A U.S. Administrative Court judge ruled Tuesday the controversial clause in the recently enacted financial regulation legislation that may allow the Securities and Exchange Commission to deny Freedom of Information Requests cannot be applied retroactively.

While a narrow decision, it's one of the first cases a judge has ruled on regarding the section of the Dodd-Frank bill known as 929I, which the SEC has interpreted as a way to deny a broader array of FOIA requests than was previously allowed.

SEC officials have said repeatedly the 929I section in the Dodd-Frank bill will not impede FOIA requests and is for enforcement only, but some lawmakers and major journalism organizations disagree.

Administrative Judge James Kelly, in a case involving brokerage firm Morgan Keegan, ruled the SEC's Office of Compliance Inspections and Examinations - the office that investigates brokerage firms and produces examination reports - in that case "fails to address the threshold question of whether Section 929I should be construed to apply prospectively or retroactively."

The U.S. Supreme Court and other lower courts have previously ruled legislation can be written to be applied retroactively in certain cases. However, Judge Kelly ruled in his decision that the language in the Dodd-Frank bill applies the new 929I rule only prospectively.

Administrative judges rule on procedural matters inside government agencies and can be appealed to a broader U.S. judicial court.

The concerns over the SEC's new broader rights related to FOIA requests have unleashed a wave of public concern from journalism organizations and lawmakers alike. FOX Business was the first news organization to raise concerns over the SEC provision after the SEC denied a records request citing 929I.

Several lawmakers, including Rep. Darrell Issa R-Calif. and Sen. Patrick Leahy D-Vt., have expressed concerns on 929I Section in the Dodd-Frank Act and are moving forward to legislation to possibly revise it.

Kelly's ruling is not a FOIA case, but instead a complaint brought by the SEC alleging Morgan Keegan intentionally misled investors related to funds the brokerage firm ran that were allegedly over-exposed to subprime mortgages. The defendants - Morgan Keegan - filed a request for SEC examination records to help with their defense against the SEC, but the agency delayed and later denied those records.

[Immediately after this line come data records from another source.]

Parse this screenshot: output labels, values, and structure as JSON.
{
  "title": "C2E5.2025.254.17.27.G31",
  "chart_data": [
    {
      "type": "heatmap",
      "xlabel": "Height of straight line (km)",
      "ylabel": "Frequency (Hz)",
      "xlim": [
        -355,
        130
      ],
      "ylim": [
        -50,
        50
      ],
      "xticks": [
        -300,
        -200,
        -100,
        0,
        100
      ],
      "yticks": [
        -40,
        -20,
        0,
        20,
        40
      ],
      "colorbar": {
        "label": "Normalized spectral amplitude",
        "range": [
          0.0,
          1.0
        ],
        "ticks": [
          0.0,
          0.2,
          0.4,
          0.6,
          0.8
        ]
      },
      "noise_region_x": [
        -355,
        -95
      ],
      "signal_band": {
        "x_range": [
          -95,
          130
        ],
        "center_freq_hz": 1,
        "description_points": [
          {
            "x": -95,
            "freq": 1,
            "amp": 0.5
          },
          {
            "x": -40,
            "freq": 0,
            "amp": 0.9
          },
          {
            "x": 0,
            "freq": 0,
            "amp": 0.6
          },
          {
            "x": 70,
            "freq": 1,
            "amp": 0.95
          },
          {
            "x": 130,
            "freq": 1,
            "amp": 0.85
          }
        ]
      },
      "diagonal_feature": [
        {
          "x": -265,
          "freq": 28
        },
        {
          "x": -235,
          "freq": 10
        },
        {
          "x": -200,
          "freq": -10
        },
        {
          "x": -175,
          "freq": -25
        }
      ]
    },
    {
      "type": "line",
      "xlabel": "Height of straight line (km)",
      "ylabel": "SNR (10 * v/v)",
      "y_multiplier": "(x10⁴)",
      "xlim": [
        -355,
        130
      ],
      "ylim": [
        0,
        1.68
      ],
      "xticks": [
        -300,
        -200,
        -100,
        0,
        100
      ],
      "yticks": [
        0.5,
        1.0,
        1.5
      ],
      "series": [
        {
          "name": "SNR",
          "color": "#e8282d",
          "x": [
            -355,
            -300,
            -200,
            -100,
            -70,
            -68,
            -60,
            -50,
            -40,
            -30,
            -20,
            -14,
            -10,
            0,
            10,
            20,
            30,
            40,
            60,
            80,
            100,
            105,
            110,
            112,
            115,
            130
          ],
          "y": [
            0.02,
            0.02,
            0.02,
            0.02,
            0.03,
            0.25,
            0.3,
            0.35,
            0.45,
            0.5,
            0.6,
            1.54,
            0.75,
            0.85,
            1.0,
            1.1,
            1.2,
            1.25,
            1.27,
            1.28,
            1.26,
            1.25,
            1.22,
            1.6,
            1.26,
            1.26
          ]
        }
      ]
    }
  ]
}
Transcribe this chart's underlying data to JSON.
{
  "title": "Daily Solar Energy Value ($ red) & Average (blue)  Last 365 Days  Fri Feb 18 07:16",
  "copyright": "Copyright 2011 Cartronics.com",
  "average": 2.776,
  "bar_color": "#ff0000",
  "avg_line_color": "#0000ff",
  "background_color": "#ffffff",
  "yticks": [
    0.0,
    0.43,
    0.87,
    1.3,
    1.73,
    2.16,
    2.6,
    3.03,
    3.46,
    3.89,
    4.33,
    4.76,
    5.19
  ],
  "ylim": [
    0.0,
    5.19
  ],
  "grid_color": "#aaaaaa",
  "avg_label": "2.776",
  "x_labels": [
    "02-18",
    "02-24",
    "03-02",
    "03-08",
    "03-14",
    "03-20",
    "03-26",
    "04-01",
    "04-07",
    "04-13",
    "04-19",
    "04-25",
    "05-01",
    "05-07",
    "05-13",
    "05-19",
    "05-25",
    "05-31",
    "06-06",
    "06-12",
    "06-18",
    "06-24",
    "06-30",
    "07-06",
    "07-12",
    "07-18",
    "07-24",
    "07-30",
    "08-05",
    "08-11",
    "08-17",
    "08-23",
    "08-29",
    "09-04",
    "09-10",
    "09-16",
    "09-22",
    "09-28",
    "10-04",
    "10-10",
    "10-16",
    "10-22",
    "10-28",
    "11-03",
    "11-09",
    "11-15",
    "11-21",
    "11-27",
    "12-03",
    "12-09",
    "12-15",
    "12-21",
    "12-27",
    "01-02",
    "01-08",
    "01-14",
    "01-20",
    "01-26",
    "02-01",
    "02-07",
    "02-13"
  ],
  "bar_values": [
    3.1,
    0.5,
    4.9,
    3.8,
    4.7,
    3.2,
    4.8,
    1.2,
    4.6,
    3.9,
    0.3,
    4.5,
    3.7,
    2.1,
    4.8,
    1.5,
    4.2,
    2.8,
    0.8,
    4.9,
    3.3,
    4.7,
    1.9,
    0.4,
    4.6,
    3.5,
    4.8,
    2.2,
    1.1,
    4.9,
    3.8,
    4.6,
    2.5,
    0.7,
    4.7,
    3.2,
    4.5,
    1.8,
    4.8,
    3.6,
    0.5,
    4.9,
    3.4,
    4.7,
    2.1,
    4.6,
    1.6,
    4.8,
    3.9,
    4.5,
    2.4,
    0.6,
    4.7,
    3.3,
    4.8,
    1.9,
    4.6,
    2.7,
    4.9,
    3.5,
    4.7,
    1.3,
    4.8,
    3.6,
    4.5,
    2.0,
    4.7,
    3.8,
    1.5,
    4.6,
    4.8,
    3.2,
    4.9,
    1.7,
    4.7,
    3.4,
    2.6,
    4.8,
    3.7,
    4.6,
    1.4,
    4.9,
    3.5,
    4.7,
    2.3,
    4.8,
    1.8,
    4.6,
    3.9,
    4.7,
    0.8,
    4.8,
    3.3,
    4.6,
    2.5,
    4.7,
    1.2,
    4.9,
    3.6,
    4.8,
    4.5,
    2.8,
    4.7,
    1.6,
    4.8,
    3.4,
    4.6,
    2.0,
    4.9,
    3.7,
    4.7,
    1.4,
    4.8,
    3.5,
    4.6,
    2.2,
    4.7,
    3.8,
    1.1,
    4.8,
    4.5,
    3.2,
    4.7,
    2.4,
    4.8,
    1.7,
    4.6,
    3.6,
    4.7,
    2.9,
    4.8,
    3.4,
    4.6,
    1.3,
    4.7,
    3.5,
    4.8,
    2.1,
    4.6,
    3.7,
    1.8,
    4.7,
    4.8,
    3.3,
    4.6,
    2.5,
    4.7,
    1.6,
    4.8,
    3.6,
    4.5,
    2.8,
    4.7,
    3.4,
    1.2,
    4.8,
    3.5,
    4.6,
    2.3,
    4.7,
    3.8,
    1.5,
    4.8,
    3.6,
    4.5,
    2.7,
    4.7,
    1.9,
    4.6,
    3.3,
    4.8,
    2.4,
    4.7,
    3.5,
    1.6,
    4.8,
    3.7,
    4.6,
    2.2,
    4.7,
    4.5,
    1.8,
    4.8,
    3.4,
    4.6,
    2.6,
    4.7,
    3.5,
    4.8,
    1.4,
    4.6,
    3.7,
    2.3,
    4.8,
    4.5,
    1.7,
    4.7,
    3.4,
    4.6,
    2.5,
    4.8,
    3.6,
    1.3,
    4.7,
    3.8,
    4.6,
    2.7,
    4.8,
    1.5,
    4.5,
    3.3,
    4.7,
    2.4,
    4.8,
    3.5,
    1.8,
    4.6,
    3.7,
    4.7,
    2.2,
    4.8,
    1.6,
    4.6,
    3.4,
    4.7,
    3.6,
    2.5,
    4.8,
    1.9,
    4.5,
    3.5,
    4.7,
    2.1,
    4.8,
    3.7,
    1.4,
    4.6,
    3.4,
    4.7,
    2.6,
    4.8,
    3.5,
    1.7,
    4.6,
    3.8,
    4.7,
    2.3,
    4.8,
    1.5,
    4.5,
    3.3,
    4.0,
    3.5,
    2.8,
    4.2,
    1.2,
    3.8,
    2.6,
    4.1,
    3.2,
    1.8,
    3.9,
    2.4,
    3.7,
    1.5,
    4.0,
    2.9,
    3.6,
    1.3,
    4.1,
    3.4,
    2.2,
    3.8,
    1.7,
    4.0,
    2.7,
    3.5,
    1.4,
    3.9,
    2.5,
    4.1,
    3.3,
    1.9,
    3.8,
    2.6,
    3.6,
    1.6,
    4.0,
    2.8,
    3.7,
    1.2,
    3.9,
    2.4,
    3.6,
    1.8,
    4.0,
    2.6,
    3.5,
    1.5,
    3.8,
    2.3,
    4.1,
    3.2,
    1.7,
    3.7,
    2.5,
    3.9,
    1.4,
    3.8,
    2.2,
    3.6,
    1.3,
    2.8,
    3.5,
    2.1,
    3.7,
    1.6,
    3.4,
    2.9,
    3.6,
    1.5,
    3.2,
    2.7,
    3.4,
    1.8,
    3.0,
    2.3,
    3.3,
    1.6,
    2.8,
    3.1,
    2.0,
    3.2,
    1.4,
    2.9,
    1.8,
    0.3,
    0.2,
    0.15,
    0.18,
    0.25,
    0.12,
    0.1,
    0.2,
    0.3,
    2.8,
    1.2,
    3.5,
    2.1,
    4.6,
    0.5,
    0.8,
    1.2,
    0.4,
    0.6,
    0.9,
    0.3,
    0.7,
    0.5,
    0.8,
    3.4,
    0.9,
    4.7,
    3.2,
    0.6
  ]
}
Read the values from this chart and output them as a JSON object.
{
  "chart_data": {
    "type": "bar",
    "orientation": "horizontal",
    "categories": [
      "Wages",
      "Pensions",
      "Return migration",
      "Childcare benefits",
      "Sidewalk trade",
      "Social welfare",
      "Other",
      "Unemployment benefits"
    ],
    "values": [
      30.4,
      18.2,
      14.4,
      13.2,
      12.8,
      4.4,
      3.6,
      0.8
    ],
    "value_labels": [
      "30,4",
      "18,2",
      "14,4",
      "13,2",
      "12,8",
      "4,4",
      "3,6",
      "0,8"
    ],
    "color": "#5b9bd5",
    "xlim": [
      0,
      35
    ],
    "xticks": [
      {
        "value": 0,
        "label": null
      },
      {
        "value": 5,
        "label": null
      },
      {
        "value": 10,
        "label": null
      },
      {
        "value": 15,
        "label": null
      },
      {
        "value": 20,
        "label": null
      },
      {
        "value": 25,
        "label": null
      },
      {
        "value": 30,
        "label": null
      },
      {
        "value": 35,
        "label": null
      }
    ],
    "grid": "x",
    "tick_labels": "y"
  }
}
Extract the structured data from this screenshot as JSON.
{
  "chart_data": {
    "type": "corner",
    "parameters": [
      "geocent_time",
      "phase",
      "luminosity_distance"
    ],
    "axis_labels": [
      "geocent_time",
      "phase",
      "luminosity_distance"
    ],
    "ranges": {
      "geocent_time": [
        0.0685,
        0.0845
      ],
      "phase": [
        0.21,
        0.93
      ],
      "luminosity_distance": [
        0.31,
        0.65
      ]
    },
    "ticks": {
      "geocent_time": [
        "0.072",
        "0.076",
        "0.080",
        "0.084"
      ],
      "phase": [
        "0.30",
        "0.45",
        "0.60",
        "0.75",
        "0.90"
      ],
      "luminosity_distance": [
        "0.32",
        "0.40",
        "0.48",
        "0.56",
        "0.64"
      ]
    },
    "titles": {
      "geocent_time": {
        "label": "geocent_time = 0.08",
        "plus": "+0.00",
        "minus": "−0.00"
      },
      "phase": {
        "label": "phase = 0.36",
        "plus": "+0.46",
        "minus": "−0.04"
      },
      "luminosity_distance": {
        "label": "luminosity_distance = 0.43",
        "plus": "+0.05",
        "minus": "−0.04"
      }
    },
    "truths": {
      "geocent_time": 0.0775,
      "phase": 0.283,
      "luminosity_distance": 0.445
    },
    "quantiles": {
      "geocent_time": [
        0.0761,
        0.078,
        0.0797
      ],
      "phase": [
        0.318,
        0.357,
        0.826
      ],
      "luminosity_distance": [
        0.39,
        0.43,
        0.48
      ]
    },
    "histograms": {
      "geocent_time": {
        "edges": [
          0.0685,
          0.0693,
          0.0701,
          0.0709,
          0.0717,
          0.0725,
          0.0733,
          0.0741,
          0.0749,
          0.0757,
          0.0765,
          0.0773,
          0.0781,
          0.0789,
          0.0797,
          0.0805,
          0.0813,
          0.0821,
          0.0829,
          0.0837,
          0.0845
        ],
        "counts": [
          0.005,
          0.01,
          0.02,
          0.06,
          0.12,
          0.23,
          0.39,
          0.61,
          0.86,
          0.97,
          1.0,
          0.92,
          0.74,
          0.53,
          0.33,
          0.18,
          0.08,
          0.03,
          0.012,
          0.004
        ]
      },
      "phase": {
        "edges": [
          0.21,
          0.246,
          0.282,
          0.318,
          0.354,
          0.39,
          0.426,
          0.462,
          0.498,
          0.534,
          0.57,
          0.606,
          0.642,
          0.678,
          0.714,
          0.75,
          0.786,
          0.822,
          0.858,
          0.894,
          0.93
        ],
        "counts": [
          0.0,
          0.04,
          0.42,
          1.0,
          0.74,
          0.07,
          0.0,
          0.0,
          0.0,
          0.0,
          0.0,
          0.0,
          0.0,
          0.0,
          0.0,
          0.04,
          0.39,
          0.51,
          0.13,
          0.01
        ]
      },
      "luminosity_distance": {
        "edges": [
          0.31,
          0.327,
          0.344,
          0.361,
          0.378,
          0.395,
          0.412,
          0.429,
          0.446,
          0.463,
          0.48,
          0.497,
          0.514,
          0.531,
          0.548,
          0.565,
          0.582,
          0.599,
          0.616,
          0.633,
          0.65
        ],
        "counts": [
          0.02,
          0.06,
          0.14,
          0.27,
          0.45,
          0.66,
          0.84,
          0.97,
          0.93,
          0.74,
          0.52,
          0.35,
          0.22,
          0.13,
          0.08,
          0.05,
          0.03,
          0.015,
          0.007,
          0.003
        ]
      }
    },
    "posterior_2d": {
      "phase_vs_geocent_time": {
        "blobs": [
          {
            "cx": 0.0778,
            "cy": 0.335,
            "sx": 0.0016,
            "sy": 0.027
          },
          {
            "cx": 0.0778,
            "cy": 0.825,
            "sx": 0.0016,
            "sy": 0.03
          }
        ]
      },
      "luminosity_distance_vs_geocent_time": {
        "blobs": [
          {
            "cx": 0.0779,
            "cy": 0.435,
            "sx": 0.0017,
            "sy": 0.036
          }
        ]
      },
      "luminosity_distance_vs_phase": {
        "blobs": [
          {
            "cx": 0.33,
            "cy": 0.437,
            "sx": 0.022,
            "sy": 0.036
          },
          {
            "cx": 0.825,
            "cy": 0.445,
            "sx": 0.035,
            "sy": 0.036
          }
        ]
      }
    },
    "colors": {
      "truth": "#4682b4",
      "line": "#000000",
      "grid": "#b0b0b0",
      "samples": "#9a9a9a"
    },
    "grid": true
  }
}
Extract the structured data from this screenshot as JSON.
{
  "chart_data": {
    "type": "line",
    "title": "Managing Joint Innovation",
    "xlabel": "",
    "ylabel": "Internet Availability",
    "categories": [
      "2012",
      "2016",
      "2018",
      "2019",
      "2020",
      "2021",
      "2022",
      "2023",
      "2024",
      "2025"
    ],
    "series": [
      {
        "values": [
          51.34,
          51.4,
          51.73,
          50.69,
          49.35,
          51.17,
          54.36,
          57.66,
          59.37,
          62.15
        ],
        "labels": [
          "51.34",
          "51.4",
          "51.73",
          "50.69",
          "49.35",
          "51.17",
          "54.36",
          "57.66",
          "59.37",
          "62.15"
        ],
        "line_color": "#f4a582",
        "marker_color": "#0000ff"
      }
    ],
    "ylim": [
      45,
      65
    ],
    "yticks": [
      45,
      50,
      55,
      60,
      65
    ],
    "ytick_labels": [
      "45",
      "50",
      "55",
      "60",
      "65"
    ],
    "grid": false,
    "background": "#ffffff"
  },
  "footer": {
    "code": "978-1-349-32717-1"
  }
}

“By not complying with this records request, it is hampering in this case the ability for the defendants from defending themselves,” said Steven Mintz, partner with the law firm Mintz & Gold, who represents FOX Business in its FOIA case against the SEC.

Originally, Kelly ordered on July 20 that the SEC had to comply with Morgan Keegan's record request to help with the brokerage firm’s defense.

However on July 21, a day after Kelly's original ruling, President Barack Obama signed the Dodd-Frank bill into law and the SEC then claimed that it did not have to honor Kelly's request because the new law could be applied retroactively. Kelly ruled against that decision.

"The delayed effective date of the Dodd-Frank Act constitutes 'statutory direction' that Section 929I is to be applied prospectively only," Kelly wrote in his opinion.

Cases like this are why lawmakers, journalism organizations and the public have concerns about the recently-enacted provision, Mintz notes.

“The SEC is using this new law as a weapon from keeping both the public, and parties trying to defend themselves from this agency’s allegations, from getting the documents they need,” Mintz said.